I must say two things:
* RAM is cheap these days
* Get out of way .... I'm flying here! :D
Finally I can open 10+ Firefox tabs, run skype, GIMP, OpenOffice with a few docs and have BitTorrent running in the background without tapping into swap and thus without system load skyrocketing to 10+.
Today I ventured into the most annoying adventures a system administrator can face - reinstall. Fortunately this was a planned one, so I had just made all backups.
Problems started even before I did - all air circulation devices were broken in the company that collocates our server, so it was very hot there. I am not afraid of some heat unless it cooks my servers, so I went on with the reinstall.
While I was on the way to the location I asked the kind people there to make some kind of temporary banner page on one of their servers to say something like 'LAKA is being repaired now, come back in a few hours'. While they were doing that, it was needed to restart their corporate firewall as it stopped responding. And then ... the firewall didn't come up. Dong! Now imagine three men in a hot and tight server room struggling to untangle cables to get that firewall box out in the open to see what happened to it. Juk! After dissection the firewall claimed that it suddenly needed a video card. It's clear that the CMOS battery is dying on that thing. The way of least resistance was chosen (as people from all levels of the building were rushing in the server room every 5-7 seconds) and the Internet was returned to the people, and me as I was just going to finally start reinstalling our server.

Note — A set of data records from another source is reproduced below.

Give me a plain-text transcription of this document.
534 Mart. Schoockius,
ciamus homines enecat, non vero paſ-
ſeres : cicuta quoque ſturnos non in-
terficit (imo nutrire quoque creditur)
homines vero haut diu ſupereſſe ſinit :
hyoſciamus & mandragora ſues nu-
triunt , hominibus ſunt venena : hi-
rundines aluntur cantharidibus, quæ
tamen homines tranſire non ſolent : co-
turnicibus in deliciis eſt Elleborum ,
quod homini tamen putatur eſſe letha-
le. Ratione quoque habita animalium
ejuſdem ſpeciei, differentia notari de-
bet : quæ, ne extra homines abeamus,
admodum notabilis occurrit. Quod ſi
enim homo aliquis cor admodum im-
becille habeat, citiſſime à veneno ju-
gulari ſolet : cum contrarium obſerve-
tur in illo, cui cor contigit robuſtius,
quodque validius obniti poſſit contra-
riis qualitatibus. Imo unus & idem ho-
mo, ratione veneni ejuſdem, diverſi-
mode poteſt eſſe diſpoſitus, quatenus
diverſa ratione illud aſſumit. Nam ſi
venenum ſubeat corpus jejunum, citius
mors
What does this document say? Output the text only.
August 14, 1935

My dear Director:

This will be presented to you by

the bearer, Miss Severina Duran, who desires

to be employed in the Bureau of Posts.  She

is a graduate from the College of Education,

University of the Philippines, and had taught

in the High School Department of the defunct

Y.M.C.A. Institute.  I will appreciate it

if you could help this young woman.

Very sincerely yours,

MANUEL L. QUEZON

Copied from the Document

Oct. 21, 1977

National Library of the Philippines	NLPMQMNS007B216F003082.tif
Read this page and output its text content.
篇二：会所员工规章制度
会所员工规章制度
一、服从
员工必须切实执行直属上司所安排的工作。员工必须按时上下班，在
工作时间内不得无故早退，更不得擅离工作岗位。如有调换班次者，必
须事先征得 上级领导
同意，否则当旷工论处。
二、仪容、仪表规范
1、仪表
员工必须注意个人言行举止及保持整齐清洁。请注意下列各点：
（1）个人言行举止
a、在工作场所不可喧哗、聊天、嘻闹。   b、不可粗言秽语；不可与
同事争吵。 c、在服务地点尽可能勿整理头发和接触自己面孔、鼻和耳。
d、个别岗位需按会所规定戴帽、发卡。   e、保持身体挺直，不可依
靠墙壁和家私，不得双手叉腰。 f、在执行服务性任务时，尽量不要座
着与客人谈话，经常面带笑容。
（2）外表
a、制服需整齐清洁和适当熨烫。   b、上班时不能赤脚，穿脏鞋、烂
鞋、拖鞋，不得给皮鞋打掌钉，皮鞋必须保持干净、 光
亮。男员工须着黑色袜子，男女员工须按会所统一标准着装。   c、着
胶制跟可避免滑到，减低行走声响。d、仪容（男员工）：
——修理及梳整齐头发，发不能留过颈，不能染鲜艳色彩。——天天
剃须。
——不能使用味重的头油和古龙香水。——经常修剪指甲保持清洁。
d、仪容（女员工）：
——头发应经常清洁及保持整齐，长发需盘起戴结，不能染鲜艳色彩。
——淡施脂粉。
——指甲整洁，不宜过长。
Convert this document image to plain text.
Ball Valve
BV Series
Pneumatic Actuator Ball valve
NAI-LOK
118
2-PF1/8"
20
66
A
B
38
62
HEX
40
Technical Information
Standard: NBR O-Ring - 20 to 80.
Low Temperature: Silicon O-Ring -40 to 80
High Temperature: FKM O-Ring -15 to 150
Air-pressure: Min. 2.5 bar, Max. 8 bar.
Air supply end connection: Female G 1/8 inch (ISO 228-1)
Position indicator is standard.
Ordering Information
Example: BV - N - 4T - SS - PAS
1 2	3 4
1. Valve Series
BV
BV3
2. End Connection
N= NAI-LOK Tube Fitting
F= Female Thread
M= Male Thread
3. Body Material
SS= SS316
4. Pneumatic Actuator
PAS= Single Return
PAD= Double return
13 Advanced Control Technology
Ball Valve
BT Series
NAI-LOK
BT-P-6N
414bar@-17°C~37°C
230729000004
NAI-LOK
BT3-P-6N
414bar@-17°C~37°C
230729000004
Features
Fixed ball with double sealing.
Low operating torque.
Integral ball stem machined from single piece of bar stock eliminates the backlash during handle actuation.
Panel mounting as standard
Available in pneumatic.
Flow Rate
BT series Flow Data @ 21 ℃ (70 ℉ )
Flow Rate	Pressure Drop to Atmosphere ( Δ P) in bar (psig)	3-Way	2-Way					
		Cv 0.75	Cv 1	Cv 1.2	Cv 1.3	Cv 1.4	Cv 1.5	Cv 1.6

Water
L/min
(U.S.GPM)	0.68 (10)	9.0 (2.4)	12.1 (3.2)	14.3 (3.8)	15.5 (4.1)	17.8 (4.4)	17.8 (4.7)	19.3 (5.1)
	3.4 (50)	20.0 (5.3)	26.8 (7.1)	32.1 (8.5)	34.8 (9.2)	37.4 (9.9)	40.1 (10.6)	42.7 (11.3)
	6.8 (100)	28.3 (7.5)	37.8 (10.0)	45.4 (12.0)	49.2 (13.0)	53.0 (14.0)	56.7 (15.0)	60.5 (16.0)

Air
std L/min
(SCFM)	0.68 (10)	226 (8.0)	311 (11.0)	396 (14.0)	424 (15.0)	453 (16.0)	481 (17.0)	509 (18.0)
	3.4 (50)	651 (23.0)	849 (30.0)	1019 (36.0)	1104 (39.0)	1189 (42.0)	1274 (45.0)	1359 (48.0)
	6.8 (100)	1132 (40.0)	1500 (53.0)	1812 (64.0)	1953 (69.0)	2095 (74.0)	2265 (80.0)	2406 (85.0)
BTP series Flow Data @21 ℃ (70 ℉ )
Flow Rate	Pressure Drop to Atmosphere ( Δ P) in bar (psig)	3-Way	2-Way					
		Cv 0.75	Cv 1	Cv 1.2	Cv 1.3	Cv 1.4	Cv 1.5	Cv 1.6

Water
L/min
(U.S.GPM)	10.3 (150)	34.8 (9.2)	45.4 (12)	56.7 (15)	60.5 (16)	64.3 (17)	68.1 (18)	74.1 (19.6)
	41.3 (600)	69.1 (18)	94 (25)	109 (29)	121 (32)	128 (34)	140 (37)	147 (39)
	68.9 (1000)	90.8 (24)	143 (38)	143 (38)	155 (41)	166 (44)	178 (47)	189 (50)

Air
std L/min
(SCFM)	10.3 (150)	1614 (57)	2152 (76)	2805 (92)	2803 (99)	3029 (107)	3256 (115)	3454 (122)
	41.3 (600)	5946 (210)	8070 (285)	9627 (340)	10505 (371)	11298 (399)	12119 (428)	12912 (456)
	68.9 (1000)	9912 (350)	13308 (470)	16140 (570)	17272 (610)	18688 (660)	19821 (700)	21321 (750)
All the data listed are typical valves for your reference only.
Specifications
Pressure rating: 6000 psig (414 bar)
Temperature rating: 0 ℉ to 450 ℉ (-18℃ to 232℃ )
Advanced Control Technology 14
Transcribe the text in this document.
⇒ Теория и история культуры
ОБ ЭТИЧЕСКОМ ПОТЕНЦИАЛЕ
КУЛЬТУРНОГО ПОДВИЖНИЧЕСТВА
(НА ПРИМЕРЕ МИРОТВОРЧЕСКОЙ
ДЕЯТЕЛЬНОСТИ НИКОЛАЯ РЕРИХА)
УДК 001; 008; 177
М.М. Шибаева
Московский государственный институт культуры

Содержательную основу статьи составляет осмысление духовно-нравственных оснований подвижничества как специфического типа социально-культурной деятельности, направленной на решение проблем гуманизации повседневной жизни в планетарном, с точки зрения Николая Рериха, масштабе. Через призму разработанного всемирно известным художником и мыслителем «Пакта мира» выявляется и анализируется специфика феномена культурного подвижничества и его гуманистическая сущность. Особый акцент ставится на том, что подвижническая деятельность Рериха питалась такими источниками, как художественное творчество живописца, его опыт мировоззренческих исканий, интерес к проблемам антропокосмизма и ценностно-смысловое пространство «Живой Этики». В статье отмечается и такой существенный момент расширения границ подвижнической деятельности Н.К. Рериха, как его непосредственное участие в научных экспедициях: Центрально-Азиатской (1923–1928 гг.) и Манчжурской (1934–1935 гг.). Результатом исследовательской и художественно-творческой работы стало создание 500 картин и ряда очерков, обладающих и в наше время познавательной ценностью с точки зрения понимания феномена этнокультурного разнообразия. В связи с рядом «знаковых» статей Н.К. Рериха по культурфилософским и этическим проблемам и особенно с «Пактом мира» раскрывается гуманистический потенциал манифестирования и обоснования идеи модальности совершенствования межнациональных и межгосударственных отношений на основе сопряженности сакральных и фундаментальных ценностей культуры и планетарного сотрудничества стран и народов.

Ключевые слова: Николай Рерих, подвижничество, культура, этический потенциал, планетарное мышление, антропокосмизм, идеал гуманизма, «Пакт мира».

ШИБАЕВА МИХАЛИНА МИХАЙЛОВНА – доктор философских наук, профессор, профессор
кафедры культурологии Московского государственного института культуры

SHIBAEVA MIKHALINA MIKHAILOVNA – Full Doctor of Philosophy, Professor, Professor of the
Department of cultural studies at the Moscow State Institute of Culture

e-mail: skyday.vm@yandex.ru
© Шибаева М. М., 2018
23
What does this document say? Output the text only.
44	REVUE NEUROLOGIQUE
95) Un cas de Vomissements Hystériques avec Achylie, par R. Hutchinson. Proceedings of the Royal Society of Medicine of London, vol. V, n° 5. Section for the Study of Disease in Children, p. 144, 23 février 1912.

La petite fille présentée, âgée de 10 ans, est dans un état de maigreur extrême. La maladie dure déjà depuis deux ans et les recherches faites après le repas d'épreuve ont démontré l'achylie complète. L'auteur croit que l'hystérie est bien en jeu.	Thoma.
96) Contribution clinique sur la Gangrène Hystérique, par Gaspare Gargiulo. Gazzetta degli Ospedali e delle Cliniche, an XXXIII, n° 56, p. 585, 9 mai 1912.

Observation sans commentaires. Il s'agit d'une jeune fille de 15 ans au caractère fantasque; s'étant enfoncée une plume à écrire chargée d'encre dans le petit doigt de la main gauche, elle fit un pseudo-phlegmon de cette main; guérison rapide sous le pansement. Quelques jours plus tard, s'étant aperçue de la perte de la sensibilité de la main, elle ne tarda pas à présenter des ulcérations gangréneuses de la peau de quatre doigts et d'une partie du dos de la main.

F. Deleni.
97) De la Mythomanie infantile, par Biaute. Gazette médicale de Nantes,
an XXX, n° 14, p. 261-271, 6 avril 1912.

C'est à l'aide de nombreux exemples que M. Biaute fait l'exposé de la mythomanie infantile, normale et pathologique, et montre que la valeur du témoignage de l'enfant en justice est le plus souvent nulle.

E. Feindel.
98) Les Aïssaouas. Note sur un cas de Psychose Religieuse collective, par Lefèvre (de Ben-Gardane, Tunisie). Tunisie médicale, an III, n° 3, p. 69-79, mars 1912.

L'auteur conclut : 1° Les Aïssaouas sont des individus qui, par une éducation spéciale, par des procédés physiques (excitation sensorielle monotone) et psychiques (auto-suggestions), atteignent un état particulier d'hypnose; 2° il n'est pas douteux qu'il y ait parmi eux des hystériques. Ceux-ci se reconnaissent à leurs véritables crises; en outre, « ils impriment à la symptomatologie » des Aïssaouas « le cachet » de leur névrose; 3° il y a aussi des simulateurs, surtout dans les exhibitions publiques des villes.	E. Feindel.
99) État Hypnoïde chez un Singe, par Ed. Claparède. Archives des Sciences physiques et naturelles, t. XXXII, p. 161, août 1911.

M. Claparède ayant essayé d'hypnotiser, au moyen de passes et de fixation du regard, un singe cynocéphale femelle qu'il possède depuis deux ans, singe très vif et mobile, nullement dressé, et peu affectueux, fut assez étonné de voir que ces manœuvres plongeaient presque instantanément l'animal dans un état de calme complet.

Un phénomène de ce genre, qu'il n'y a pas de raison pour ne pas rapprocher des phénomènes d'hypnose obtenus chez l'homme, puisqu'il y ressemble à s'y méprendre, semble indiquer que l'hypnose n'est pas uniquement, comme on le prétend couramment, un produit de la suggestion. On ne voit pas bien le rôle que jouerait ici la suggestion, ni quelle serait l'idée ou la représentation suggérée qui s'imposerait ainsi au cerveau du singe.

As usually with 7+ year old hardware, the CD-ROM gave out in the worst possible case. Luckily there were some spares around. This servers case is something really interesting - it actually has a button to open the side of the case. Like a case eject :).
Installing Debian was uneventful showing the high level of this distro. In parallel I helped one guy to try to install SMB printer in Gentoo and soon I had to arrive to a conclusion that Gentoo sucks - nothing worked without a bit of tinkering. Even after installing ppds for the printer I had to unzip and install them manually. Juck!
Reinstalling needed programms was fast and seamless. The biggest problem was restoring the data. Unfortunately I made a full backup of the whole disk an that was a big problem. I mean 800 Mb is big if your downlink is less then 50 KB/sec :(. I spend a hour cutting out all the stuff I needed to revive the web and shell users. That was 150 Mb. Not wanting to waste my time waiting I wanted to put it on the download and head home to finish the thing remotely, but there was another problem lurking in the firery shadows - the firewall didn't want to give me back my IP.
I left hosters deal with that problem. When I left they were telephoning the authors of the firewall. Half an hour after I got home, the server was back online and I could start copying the reduced backup. Restoring Web and mysql services was a snap even considering migration to Apache 2 and MySQL 4 in the process. It just worked :)
After that I realized that I had screwed the user ids by copying old /etc/passwd and /etc/shadow over the new ones. Doh! I was save by some mysterious force that made backups right after the installation. I spend 20 minutes inching back into control of the system (I lost root and ssh would scream in panic because /etc/passwd had 0600 mode :P) and another 15 to carefully carry old users over to the new system.
Then I recovered a lost MySQL root password by looking at backup of my .mysql_history file. Doh!
Now I'll need most of the rest of the backup to get mail and postgresql back up. More waiting :(
Edit: Now this is getting ridiculous - the server that has the backup just shut down on his own. Ridiculous!